How can i optimize more my OpenCl kernel

Question 1

Your best optimization, if possible would be to use four different kernels. You are calling this kernel with a group size of more than one, problems start to arise when it comes to execution in parallel.

If it is at all possible, try to separate your global memory or use it in very careful, non-colliding ways. This should allow you to create four separate kernels, and get rid of the conditional code execution.

When the first if/case is encountered, some of the work items of the group will run the code, but the other 75% of your work items will wait. Most opencl devices, especially GPUs, operate in this way. When those first 25% of work items are done, they will wait while the next if/case code is executed.

This applies to all branching in opencl, eg if/else, switch, for, and while/do. Whenever some of your work items in a group don't satisfy the condition, they wait for the others that do satisfy it. Then the 'else' group of work items executes while the 'if' group waits.
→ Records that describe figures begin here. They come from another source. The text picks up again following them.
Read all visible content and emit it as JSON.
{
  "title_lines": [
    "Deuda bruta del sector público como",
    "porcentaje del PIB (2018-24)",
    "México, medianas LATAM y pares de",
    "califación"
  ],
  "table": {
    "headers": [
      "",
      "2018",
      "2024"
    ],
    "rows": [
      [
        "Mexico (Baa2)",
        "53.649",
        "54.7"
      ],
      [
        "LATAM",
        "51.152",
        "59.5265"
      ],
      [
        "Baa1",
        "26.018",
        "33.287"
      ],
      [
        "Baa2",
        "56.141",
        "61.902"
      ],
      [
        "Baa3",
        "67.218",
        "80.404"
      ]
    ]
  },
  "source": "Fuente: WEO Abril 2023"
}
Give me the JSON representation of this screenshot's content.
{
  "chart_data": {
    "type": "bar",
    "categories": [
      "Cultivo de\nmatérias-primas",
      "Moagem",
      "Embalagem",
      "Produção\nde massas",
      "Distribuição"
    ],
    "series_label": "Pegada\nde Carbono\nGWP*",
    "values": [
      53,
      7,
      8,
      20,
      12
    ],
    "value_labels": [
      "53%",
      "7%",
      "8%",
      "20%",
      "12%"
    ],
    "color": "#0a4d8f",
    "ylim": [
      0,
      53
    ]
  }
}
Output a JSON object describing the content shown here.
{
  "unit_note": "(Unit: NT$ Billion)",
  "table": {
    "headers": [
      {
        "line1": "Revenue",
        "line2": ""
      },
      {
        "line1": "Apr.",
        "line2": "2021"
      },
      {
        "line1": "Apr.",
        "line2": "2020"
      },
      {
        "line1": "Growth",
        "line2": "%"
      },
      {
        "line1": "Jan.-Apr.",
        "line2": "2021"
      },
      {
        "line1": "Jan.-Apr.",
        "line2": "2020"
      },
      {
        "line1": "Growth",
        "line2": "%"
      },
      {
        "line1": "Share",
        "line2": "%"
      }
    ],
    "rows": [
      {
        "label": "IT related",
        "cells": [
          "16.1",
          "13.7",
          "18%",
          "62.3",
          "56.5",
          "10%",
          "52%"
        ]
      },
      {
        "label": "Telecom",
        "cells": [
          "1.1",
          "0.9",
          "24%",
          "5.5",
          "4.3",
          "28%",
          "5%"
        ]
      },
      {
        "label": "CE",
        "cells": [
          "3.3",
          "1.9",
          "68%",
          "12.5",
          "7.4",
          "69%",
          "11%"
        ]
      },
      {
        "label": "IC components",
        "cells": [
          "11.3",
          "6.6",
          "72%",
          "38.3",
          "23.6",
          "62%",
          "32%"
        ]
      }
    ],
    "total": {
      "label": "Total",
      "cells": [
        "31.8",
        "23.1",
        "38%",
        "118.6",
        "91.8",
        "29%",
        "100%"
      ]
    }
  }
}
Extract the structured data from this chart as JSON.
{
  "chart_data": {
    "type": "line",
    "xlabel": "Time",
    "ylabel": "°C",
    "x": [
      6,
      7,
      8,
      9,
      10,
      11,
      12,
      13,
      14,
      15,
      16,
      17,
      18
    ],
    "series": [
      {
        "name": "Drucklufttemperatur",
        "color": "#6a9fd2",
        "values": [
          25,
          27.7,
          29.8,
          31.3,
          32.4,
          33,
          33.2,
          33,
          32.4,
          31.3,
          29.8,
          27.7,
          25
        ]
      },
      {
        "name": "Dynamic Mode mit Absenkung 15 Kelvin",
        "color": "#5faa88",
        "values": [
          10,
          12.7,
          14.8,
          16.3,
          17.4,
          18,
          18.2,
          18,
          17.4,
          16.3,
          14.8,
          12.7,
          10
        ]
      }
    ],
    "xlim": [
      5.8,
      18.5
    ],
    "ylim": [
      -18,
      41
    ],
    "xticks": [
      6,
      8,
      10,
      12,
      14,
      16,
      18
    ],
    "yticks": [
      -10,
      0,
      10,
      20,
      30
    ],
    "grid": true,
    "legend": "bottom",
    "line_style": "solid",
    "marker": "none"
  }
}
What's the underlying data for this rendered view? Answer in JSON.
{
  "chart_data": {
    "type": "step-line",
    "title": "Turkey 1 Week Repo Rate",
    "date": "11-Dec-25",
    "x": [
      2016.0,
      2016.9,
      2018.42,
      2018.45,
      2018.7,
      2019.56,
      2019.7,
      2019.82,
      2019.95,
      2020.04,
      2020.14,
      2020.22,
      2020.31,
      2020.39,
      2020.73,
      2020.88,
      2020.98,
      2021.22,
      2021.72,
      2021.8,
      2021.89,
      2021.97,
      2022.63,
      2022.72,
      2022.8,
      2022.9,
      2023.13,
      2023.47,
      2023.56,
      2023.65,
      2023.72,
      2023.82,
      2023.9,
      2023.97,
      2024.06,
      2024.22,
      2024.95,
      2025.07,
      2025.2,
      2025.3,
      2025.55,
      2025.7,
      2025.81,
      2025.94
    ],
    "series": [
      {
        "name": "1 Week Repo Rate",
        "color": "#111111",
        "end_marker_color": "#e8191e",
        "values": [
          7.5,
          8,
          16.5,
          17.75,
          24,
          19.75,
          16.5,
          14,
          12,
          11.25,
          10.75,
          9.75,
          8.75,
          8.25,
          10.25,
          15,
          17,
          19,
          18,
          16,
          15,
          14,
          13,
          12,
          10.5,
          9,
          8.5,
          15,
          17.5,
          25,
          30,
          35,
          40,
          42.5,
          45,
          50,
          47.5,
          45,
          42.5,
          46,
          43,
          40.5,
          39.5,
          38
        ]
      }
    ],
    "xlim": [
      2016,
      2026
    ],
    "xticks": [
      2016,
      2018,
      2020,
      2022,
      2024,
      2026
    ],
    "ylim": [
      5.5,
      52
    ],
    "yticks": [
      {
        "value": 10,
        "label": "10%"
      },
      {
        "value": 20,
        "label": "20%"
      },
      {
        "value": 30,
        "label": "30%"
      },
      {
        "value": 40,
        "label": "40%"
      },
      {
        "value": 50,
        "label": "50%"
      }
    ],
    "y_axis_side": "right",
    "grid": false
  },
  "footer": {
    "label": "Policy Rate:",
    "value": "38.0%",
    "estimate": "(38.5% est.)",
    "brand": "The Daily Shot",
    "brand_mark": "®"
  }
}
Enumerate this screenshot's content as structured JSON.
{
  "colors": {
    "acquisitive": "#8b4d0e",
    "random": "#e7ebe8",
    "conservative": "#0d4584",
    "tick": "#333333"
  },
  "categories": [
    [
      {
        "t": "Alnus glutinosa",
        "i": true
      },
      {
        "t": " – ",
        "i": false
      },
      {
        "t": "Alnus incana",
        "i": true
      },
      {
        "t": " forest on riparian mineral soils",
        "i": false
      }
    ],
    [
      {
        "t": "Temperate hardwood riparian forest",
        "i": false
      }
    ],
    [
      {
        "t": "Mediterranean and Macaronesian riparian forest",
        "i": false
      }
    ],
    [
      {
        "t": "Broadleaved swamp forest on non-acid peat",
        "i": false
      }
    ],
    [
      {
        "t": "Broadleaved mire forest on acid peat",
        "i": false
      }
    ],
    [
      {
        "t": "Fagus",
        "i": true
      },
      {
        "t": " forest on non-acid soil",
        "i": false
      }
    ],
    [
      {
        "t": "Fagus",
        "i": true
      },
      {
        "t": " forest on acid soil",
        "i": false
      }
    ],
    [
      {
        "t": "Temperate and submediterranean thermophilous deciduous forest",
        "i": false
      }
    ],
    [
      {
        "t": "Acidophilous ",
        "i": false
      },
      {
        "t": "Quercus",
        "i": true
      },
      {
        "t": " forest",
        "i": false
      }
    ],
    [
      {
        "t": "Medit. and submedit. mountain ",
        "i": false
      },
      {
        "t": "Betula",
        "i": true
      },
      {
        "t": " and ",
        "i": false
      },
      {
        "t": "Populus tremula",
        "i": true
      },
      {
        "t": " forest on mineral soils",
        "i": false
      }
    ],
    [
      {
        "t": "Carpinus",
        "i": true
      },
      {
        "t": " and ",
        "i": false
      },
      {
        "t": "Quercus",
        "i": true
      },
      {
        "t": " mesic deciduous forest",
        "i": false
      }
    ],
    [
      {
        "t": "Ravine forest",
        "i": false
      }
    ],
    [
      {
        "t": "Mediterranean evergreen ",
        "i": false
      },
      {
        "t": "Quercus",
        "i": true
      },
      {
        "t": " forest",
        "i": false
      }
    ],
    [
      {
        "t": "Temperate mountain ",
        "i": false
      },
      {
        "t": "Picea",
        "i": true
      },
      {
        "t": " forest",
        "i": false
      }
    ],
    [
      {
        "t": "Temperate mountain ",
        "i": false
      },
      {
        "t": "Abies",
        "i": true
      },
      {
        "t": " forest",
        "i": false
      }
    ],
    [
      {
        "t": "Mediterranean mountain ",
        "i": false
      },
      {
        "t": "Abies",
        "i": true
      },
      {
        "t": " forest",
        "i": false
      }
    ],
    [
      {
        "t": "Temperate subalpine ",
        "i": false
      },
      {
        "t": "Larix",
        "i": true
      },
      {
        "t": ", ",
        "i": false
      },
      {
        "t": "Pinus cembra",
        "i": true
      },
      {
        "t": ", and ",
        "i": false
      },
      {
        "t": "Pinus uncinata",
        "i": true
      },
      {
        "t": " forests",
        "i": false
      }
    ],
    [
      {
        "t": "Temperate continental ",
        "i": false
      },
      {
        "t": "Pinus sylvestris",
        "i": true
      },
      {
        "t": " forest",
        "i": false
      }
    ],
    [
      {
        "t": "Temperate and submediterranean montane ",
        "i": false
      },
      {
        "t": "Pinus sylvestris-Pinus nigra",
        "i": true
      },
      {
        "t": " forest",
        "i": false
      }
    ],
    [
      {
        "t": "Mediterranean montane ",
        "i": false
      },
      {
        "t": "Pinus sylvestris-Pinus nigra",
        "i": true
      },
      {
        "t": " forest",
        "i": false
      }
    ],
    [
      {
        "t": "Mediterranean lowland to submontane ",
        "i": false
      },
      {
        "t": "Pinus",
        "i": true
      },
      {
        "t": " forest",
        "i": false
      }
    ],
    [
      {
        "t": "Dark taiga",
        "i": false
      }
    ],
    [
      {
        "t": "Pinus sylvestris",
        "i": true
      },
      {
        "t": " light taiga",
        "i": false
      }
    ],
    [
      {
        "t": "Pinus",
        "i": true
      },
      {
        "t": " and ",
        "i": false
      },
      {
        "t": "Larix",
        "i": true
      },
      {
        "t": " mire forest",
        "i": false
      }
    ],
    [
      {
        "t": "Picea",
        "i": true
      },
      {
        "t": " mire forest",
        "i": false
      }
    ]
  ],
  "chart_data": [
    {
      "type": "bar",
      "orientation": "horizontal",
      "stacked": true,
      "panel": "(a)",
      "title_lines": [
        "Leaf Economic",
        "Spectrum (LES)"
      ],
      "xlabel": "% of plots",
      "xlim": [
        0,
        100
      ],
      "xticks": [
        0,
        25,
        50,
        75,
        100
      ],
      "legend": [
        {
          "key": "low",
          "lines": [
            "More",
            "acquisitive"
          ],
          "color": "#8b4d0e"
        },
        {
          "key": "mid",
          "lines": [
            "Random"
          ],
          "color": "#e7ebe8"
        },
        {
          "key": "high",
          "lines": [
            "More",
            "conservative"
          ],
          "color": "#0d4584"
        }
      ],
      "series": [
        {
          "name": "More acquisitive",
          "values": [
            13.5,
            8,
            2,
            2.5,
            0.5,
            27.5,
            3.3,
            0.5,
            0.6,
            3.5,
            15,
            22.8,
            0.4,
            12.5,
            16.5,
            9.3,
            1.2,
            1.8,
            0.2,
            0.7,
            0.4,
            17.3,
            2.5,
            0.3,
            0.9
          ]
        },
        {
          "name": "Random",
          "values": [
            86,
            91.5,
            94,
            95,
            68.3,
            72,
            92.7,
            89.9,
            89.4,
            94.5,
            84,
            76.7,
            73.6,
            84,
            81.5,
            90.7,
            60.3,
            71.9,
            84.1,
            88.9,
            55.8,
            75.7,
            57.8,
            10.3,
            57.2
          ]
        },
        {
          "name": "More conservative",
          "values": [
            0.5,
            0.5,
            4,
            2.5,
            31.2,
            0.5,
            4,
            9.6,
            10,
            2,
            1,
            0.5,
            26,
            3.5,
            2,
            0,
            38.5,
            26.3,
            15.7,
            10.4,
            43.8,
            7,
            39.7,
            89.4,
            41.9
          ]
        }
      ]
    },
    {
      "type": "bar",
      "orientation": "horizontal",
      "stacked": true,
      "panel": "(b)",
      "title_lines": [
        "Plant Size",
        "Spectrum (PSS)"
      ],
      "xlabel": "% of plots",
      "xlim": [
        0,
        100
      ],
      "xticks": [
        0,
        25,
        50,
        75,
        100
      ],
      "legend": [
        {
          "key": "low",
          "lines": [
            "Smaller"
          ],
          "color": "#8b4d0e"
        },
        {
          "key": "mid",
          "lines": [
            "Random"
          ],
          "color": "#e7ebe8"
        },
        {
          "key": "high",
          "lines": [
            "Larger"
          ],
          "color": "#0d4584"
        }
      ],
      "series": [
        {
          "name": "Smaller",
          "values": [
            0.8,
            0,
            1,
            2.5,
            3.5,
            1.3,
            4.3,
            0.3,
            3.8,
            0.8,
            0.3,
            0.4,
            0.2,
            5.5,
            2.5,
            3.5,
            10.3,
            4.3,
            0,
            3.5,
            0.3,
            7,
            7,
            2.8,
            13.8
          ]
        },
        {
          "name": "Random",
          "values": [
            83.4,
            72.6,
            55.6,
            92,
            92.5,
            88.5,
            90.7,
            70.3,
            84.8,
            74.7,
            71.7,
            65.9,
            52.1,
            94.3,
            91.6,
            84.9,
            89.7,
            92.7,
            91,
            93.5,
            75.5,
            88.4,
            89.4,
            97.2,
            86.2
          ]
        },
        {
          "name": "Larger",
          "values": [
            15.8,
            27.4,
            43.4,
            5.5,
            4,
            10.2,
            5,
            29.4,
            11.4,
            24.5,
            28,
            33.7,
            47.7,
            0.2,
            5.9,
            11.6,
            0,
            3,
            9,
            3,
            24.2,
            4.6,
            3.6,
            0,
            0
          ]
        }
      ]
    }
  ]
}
Another way to look at it is comparing CPU and GPU hardware. CPUs have a lot transistors dedicated to branch prediction and cache memory. GPUs are much more vector-base in nature, and are only recently beginning to support some of the more advanced flow-control features of CPUs.

Question 2

Since OpenCL doesn't support function pointers, you are restricted to either if/else or switch. The performance of these two should be identical, it's just a difference in coding preference.

You could make things a little easier/cleaner with preprocessor macros. For example, you could do something like this:

#define CALL_CASE(i)    \
    case i:             \
        call_calc##i(); \
        break;          \

__kernel void perform (__global double* A, __global double* B) {
    int idx = get_global_id(0);
    switch (idx) {
        CALL_CASE(0);
        CALL_CASE(1);
        CALL_CASE(2);
        CALL_CASE(3);
        ... // etc
    }
}

If you are generating your call_calcX() functions automatically, it would be easy enough to also generate this switch block at the same time. If you are manually writing these call_calcX() functions, then it's only one extra line of code to add each function to the block. Not ideal, but not terrible either.

As per the comments above, this problem doesn't appear to be at all data-parallel, which will limit the ability to take advantage of the SIMD execution available in most OpenCL devices.